When the Bedfordshire sub unit of the Eastern Road Construction Units was established its original design briefs included the M11 Cambridge Western Bypass, the A45 Cambridge Northern Bypass, the A45 Bury St Edmunds bypass and with a lowly priority the A45/A11 bypass of Newmarket. At that time the concept was perceived of a series of local bypasses on the A45. The emphasis to the west of Cambridge was on the improvement of the existing A45 towards St Neots.
The traffic work associated with the M11 and A45 in the Cambridge area however identified a strong demand for better northbound links with the A1 and the Sub Unit were given a brief to investigate the dualling of the A604 County Road between Cambridge and Huntingdon where Stirling Maynard and Partners on behalf of the then Ministry of Transport were developing proposals for a Huntingdon Bypass which would improve the connections to the A1 significantly. The A604 was already a problematic route for the local authority. Substantial commuter flows between Cambridge and Huntingdon caused peak hour delays which were exacerbated following the establishment of the new community of Bar Hill to the north of Cambridge.
Following Traffic Studies and a public consultation, the final decision identified the Green Corridor as the preferred corridor.
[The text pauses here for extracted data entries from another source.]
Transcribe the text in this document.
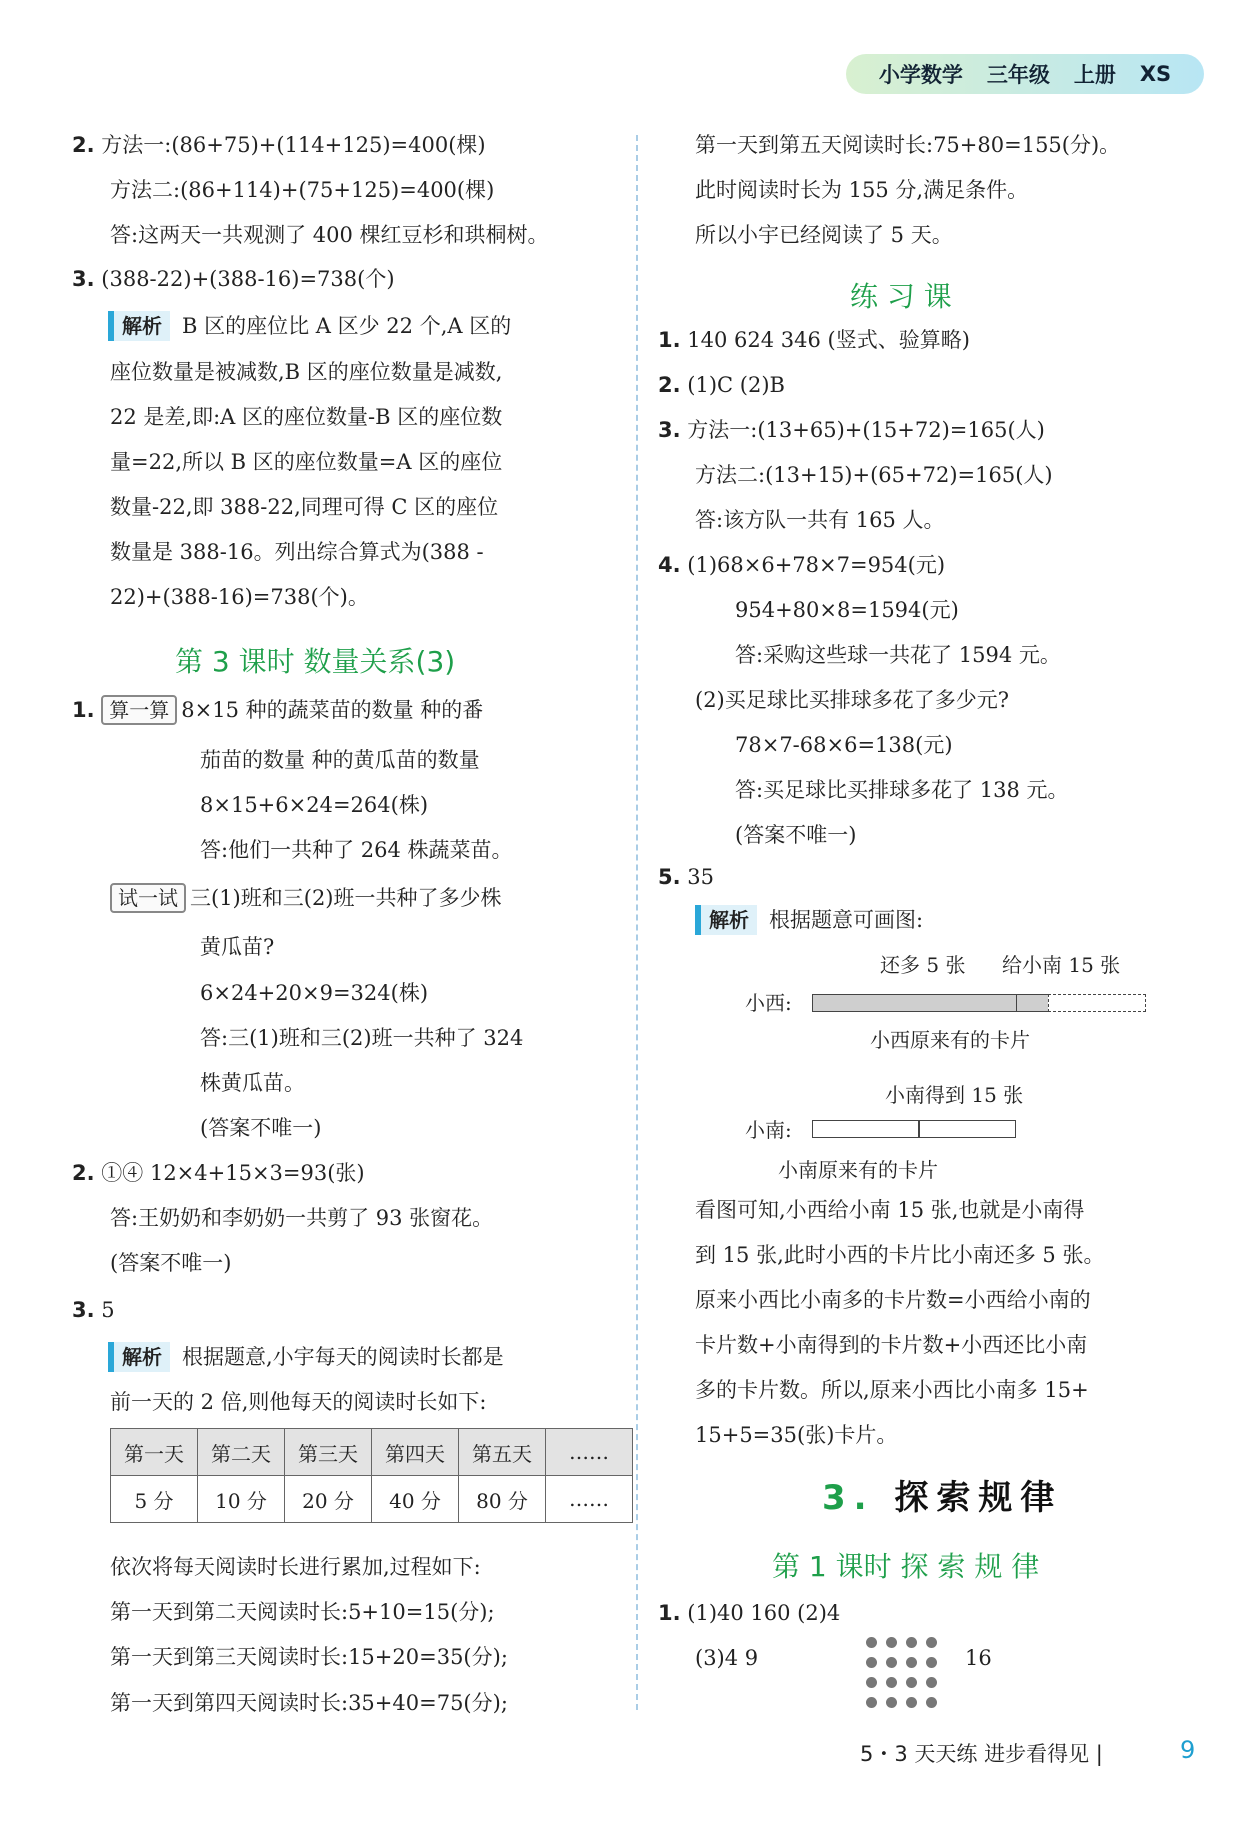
小学数学 三年级 上册 XS
2. 方法一:(86+75)+(114+125)=400(棵)
方法二:(86+114)+(75+125)=400(棵)
答:这两天一共观测了 400 棵红豆杉和珙桐树。
3. (388-22)+(388-16)=738(个)
解析 B 区的座位比 A 区少 22 个,A 区的
座位数量是被减数,B 区的座位数量是减数,
22 是差,即:A 区的座位数量-B 区的座位数
量=22,所以 B 区的座位数量=A 区的座位
数量-22,即 388-22,同理可得 C 区的座位
数量是 388-16。列出综合算式为(388 -
22)+(388-16)=738(个)。
第 3 课时 数量关系(3)
1. 算一算 8×15 种的蔬菜苗的数量 种的番
茄苗的数量 种的黄瓜苗的数量
8×15+6×24=264(株)
答:他们一共种了 264 株蔬菜苗。
试一试 三(1)班和三(2)班一共种了多少株
黄瓜苗?
6×24+20×9=324(株)
答:三(1)班和三(2)班一共种了 324
株黄瓜苗。
(答案不唯一)
2. ①④ 12×4+15×3=93(张)
答:王奶奶和李奶奶一共剪了 93 张窗花。
(答案不唯一)
3. 5
解析 根据题意,小宇每天的阅读时长都是
前一天的 2 倍,则他每天的阅读时长如下:
第一天	第二天	第三天	第四天	第五天	……
5 分	10 分	20 分	40 分	80 分	……
依次将每天阅读时长进行累加,过程如下:
第一天到第二天阅读时长:5+10=15(分);
第一天到第三天阅读时长:15+20=35(分);
第一天到第四天阅读时长:35+40=75(分);
第一天到第五天阅读时长:75+80=155(分)。
此时阅读时长为 155 分,满足条件。
所以小宇已经阅读了 5 天。
练 习 课
1. 140 624 346 (竖式、验算略)
2. (1)C (2)B
3. 方法一:(13+65)+(15+72)=165(人)
方法二:(13+15)+(65+72)=165(人)
答:该方队一共有 165 人。
4. (1)68×6+78×7=954(元)
954+80×8=1594(元)
答:采购这些球一共花了 1594 元。
(2)买足球比买排球多花了多少元?
78×7-68×6=138(元)
答:买足球比买排球多花了 138 元。
(答案不唯一)
5. 35
解析 根据题意可画图:
还多 5 张 给小南 15 张
小西:
小西原来有的卡片
小南得到 15 张
小南:
小南原来有的卡片
看图可知,小西给小南 15 张,也就是小南得
到 15 张,此时小西的卡片比小南还多 5 张。
原来小西比小南多的卡片数=小西给小南的
卡片数+小南得到的卡片数+小西还比小南
多的卡片数。所以,原来小西比小南多 15+
15+5=35(张)卡片。
3. 探索规律
第 1 课时 探 索 规 律
1. (1)40 160 (2)4
(3)4 9	16
5・3 天天练 进步看得见 |	9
Shortly afterwards the Bedfordshire Sub unit was appointed to undertake the identification and design of routes within the corridor.
Thus the final piece was put in place and the scene set for the implementation of a strategic trunk route linking the industrial Midlands to the East Coast ports.
The geometric standards have evolved, including those associated with the design of all forms of junctions, from at grade priority junctions to roundabouts and grade separated interchanges. In particular the operational aspects of weaving and merges and diverges are now better set out in the standards.
The applications of the design standards has resulted in a route which has similar characteristics along its length.
Apart from Newmarket and Cambridge Northern bypasses which were designed to Motorway design standards with provision for hardshoulders the rest of the route was designed to trunk road standards. The great majority of the length is a dual carriageway with full grade separation with a design speed of 120kph.
This west-east route, some 127 miles in length, forms part of the Ireland-UK-Benelux Link of the Trans-European Road Network. There are four distinct lengths of what is now the A14.